Attorney General Jeff Sessions on Monday moved to further restrict the acceptance of asylum seekers and other immigrants to the US by arguing that domestic abuse or the fear of gang violence aren’t always acceptable grounds for granting asylum, according to NBC News.
“The asylum statute does not provide redress for all misfortune,” Sessions wrote in a formal legal opinion, exercising his authority to overturn decisions by federal immigration judges.
“The mere fact that a country may have problems effectively policing certain crimes – such as domestic violence or gang violence – or that certain populations are more likely to be victims of crime cannot itself establish an asylum claim.”
Under US and international law, a person may seek asylum based on past persecution or “a well-founded fear of future persecution” – as long as it’s based on race, religion, nationality, political opinion, or membership in at least one particular social group, NBC News reported.
For example, an immigration court ruled back in 2014 that “married women in Guatemala who were unable to leave their relationship” constituted members of one of these groups.
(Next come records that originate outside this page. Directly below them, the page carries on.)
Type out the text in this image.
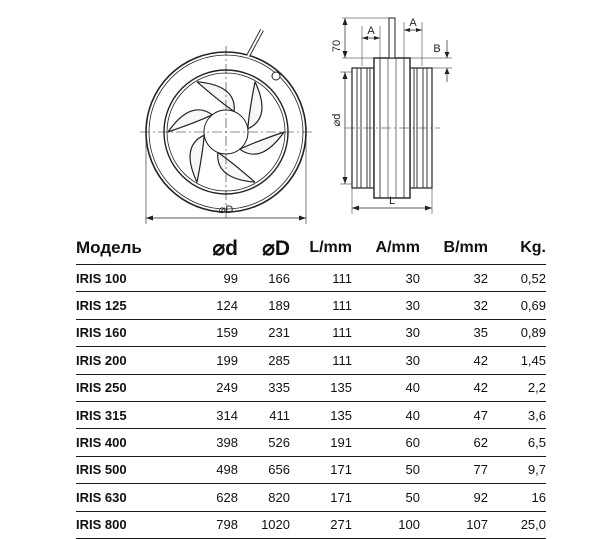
⌀D
70
⌀d
A
A
B
L
Модель	⌀d	⌀D	L/mm	A/mm	B/mm	Kg.
IRIS 100	99	166	111	30	32	0,52
IRIS 125	124	189	111	30	32	0,69
IRIS 160	159	231	111	30	35	0,89
IRIS 200	199	285	111	30	42	1,45
IRIS 250	249	335	135	40	42	2,2
IRIS 315	314	411	135	40	47	3,6
IRIS 400	398	526	191	60	62	6,5
IRIS 500	498	656	171	50	77	9,7
IRIS 630	628	820	171	50	92	16
IRIS 800	798	1020	271	100	107	25,0
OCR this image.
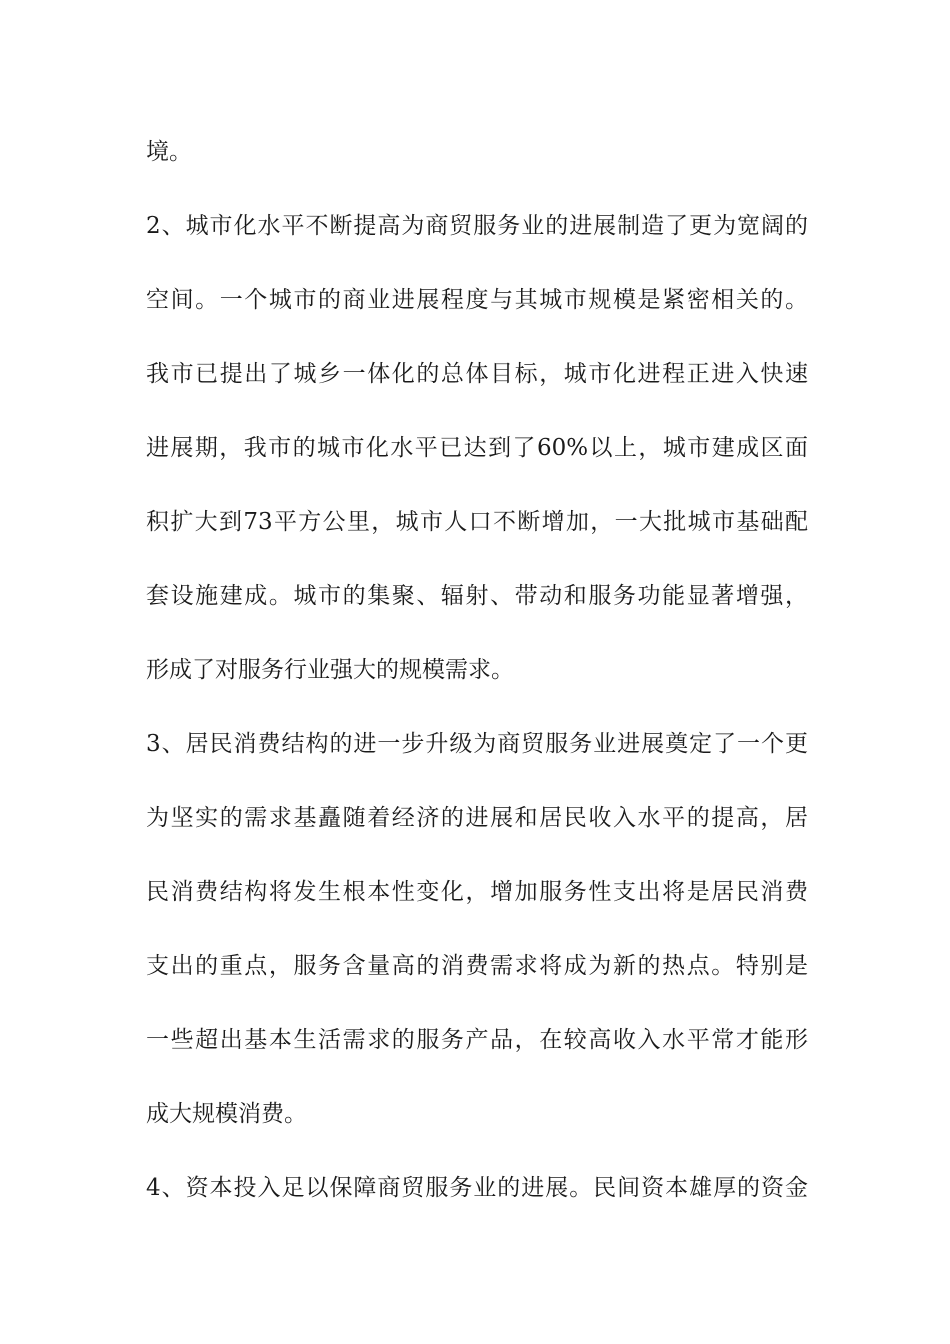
境。
2、城市化水平不断提高为商贸服务业的进展制造了更为宽阔的
空间。一个城市的商业进展程度与其城市规模是紧密相关的。
我市已提出了城乡一体化的总体目标，城市化进程正进入快速
进展期，我市的城市化水平已达到了60%以上，城市建成区面
积扩大到73平方公里，城市人口不断增加，一大批城市基础配
套设施建成。城市的集聚、辐射、带动和服务功能显著增强，
形成了对服务行业强大的规模需求。
3、居民消费结构的进一步升级为商贸服务业进展奠定了一个更
为坚实的需求基矗随着经济的进展和居民收入水平的提高，居
民消费结构将发生根本性变化，增加服务性支出将是居民消费
支出的重点，服务含量高的消费需求将成为新的热点。特别是
一些超出基本生活需求的服务产品，在较高收入水平常才能形
成大规模消费。
4、资本投入足以保障商贸服务业的进展。民间资本雄厚的资金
By overturning the ruling, Sessions argued that domestic abuse victims didn’t have obvious “easily-identifiable characteristics” that qualified them for membership in one of these protected groups.
Earlier Monday, in a speech to Justice Department immigration lawyers in Tysons Corner, Virginia, Sessions said the asylum system is being abused and “was never meant to alleviate all problems, even serious problems, that people face every day all over the world.”
As Reuters pointed out, Sessions’ ruling will have wide-ranging impacts on asylum seekers in the US. In response, pro-immigration groups issued furious responses. Beth Werlin of the American Immigration Council said it would “result in sending countless mothers and children back to their abusers and criminal gangs.”
Meanwhile, the number of asylum claims in the US jumped to 94,000 in 2016 compared with just 5,000 in 2009, of which Sessions said in his earlier speech, only about one-fifth of claims in the past five years have been found to be justified.